Insitekaltim, Samarinda – Kalimantan Timur (Kaltim) dinilai belum memiliki arah kerja yang jelas dalam membangun sistem perlindungan anak. Ketiadaan roadmap dan lemahnya regulasi menyebabkan program perlindungan cenderung tambal sulam dan tidak terukur dampaknya.
Penilaian ini muncul dalam rapat dengar pendapat (RDP) antara Komisi IV DPRD Kaltim dengan Komisi Perlindungan Anak Daerah (KPAD) dan Dinas Pemberdayaan Perempuan dan Perlindungan Anak (DP3A) di Gedung DPRD Kaltim, Senin, 21 Juli 2025.
Anggota Komisi IV DPRD Kaltim dari Fraksi PKS Agusriansyah Ridwan menyoroti belum adanya perencanaan jangka menengah yang konkret. Menurutnya, tanpa dokumen kerja yang terarah, lembaga seperti KPAD akan sulit mengakses anggaran dan gagal mendorong kebijakan lintas sektor.
“Kalau tidak ada roadmap, kerja mereka sering tidak terdeteksi. Akhirnya sulit diukur dan tidak berdampak,” ucap Agusriansyah usai RDP.

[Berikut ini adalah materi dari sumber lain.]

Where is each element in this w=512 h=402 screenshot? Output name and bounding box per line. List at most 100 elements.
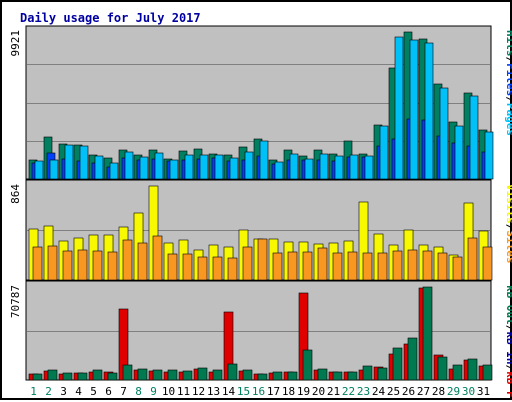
x-tick-label-day-26: 26	[402, 385, 415, 398]
panel-hits-legend-part-2: Files	[504, 63, 512, 96]
bar-hits-pages-day-31	[484, 131, 494, 180]
panel-visits-legend-part-1: /	[504, 224, 512, 231]
panel-kbytes-legend-part-1: /	[504, 325, 512, 332]
x-tick-label-day-18: 18	[282, 385, 295, 398]
bar-visits-sites-day-24	[377, 252, 388, 281]
bar-visits-sites-day-5	[92, 250, 103, 281]
bar-hits-pages-day-28	[439, 87, 449, 180]
bar-kbytes-kb-out-day-8	[137, 368, 148, 381]
bar-kbytes-kb-out-day-17	[272, 371, 283, 381]
panel-kbytes-legend-part-3: /	[504, 365, 512, 372]
bar-visits-sites-day-8	[137, 242, 148, 281]
bar-visits-sites-day-31	[482, 246, 493, 281]
x-tick-label-day-27: 27	[417, 385, 430, 398]
bar-hits-pages-day-30	[469, 95, 479, 180]
bar-kbytes-kb-out-day-22	[347, 371, 358, 381]
bar-visits-sites-day-3	[62, 250, 73, 281]
x-tick-label-day-11: 11	[177, 385, 190, 398]
bar-kbytes-kb-out-day-2	[47, 369, 58, 381]
x-tick-label-day-15: 15	[237, 385, 250, 398]
bar-kbytes-kb-out-day-11	[182, 370, 193, 381]
panel-kbytes-ymax-label: 70787	[9, 285, 22, 318]
bar-visits-sites-day-21	[332, 252, 343, 281]
bar-visits-sites-day-25	[392, 250, 403, 281]
chart-title: Daily usage for July 2017	[20, 11, 201, 25]
x-tick-label-day-6: 6	[105, 385, 112, 398]
bar-kbytes-kb-out-day-14	[227, 363, 238, 381]
x-tick-label-day-19: 19	[297, 385, 310, 398]
bar-visits-sites-day-28	[437, 252, 448, 281]
bar-hits-pages-day-4	[79, 145, 89, 180]
x-tick-label-day-21: 21	[327, 385, 340, 398]
bar-visits-sites-day-16	[257, 238, 268, 281]
bar-visits-sites-day-17	[272, 252, 283, 281]
bar-visits-sites-day-6	[107, 251, 118, 281]
bar-visits-sites-day-14	[227, 257, 238, 281]
bar-kbytes-kb-out-day-16	[257, 373, 268, 381]
bar-visits-sites-day-19	[302, 251, 313, 281]
x-tick-label-day-3: 3	[60, 385, 67, 398]
bar-kbytes-kb-out-day-26	[407, 337, 418, 381]
x-tick-label-day-4: 4	[75, 385, 82, 398]
x-tick-label-day-7: 7	[120, 385, 127, 398]
bar-kbytes-kb-out-day-3	[62, 372, 73, 381]
x-tick-label-day-12: 12	[192, 385, 205, 398]
x-tick-label-day-25: 25	[387, 385, 400, 398]
x-tick-label-day-17: 17	[267, 385, 280, 398]
x-tick-label-day-16: 16	[252, 385, 265, 398]
bar-kbytes-kb-out-day-30	[467, 358, 478, 381]
x-tick-label-day-24: 24	[372, 385, 386, 398]
bar-hits-pages-day-18	[289, 153, 299, 180]
bar-kbytes-kb-out-day-29	[452, 364, 463, 381]
bar-hits-pages-day-7	[124, 151, 134, 180]
bar-visits-sites-day-7	[122, 239, 133, 281]
bar-kbytes-kb-out-day-23	[362, 365, 373, 381]
bar-hits-pages-day-19	[304, 158, 314, 180]
bar-hits-pages-day-23	[364, 155, 374, 180]
bar-visits-sites-day-15	[242, 246, 253, 281]
bar-visits-sites-day-27	[422, 250, 433, 281]
bar-kbytes-kb-out-day-5	[92, 369, 103, 381]
bar-hits-pages-day-5	[94, 155, 104, 180]
bar-hits-pages-day-6	[109, 162, 119, 180]
bar-hits-pages-day-2	[49, 159, 59, 180]
panel-visits-legend: Visits/Sites	[504, 184, 512, 264]
bar-hits-pages-day-16	[259, 140, 269, 180]
bar-kbytes-kb-out-day-18	[287, 371, 298, 381]
bar-hits-pages-day-25	[394, 36, 404, 180]
x-tick-label-day-9: 9	[150, 385, 157, 398]
bar-hits-pages-day-27	[424, 42, 434, 180]
x-tick-label-day-5: 5	[90, 385, 97, 398]
panel-visits-legend-part-0: Visits	[504, 184, 512, 224]
x-tick-label-day-28: 28	[432, 385, 445, 398]
bar-kbytes-kb-out-day-12	[197, 367, 208, 381]
bar-kbytes-kb-out-day-31	[482, 364, 493, 381]
bar-kbytes-kb-out-day-4	[77, 372, 88, 381]
x-tick-label-day-13: 13	[207, 385, 220, 398]
x-tick-label-day-14: 14	[222, 385, 236, 398]
bar-hits-pages-day-15	[244, 151, 254, 180]
bar-visits-sites-day-18	[287, 251, 298, 281]
bar-hits-pages-day-29	[454, 125, 464, 180]
bar-kbytes-kb-out-day-24	[377, 367, 388, 381]
panel-kbytes-legend-part-0: kB Out	[504, 285, 512, 325]
bar-hits-pages-day-12	[199, 154, 209, 180]
bar-kbytes-kb-out-day-13	[212, 369, 223, 381]
bar-hits-pages-day-1	[34, 160, 44, 180]
bar-hits-pages-day-22	[349, 154, 359, 180]
bar-visits-sites-day-13	[212, 256, 223, 281]
x-tick-label-day-22: 22	[342, 385, 355, 398]
bar-kbytes-kb-out-day-9	[152, 369, 163, 381]
bar-visits-sites-day-12	[197, 256, 208, 281]
bar-visits-sites-day-4	[77, 249, 88, 281]
bar-visits-sites-day-20	[317, 247, 328, 281]
panel-hits-ymax-label: 9921	[9, 30, 22, 57]
bar-kbytes-kb-out-day-20	[317, 368, 328, 381]
bar-kbytes-kb-out-day-10	[167, 369, 178, 381]
panel-visits-ymax-label: 864	[9, 184, 22, 204]
panel-hits-legend: Hits/Files/Pages	[504, 30, 512, 136]
bar-kbytes-kb-out-day-27	[422, 286, 433, 381]
panel-hits-legend-part-3: /	[504, 96, 512, 103]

Dari 10 kabupaten/kota di Kalimantan Timur, hanya Mahakam Ulu yang belum menyandang predikat layak anak. Ia menganggap kondisi ini sebagai indikator lemahnya sistem perlindungan yang seharusnya dibangun melalui kerja kolaboratif antarlembaga.
Data dari Sistem Informasi Online Perlindungan Perempuan dan Anak (Simfoni PPA) menunjukkan tren kekerasan terhadap anak kembali meningkat pada 2024, setelah sempat turun di tahun sebelumnya. Samarinda tercatat sebagai wilayah dengan angka kekerasan anak tertinggi.
“Ini alarm serius. Kita tidak bisa terus bergerak reaktif. Harus ada sistem, data terintegrasi, dan arah kebijakan yang memandu semua lembaga bergerak bersama,” ujar Agusriansyah.
Ia mendorong agar roadmap tidak sekadar formalitas dokumen, tetapi benar-benar memuat indikator, target lintas sektor, hingga strategi sinergi dengan swasta dan komunitas. Keterlibatan BKKBN, Dinas Sosial, hingga pelaku dunia usaha disebutnya sangat penting dalam membangun lingkungan ramah anak.
Agusriansyah juga menekankan pentingnya forum-forum seperti RDP menghasilkan kesepakatan operasional, bukan hanya wacana. Ia mengingatkan bahwa perlindungan anak bukanlah agenda tahunan, melainkan investasi jangka panjang bagi kualitas generasi Kalimantan Timur.
“Kalau arah kerjanya saja tidak jelas, bagaimana bisa kita siapkan masa depan yang aman dan layak bagi anak-anak?” ucapnya.
Ia berharap DP3A dan KPAD segera menyusun perencanaan terpadu yang dilengkapi pemetaan masalah dan pendekatan berbasis data. Koordinasi dengan pemerintah kabupaten/kota dan penguatan regulasi di daerah menjadi langkah mendesak.
“Jangan tunggu makin banyak korban baru bergerak. Kita perlu langkah nyata, bukan hanya program seremonial,” tambahnya.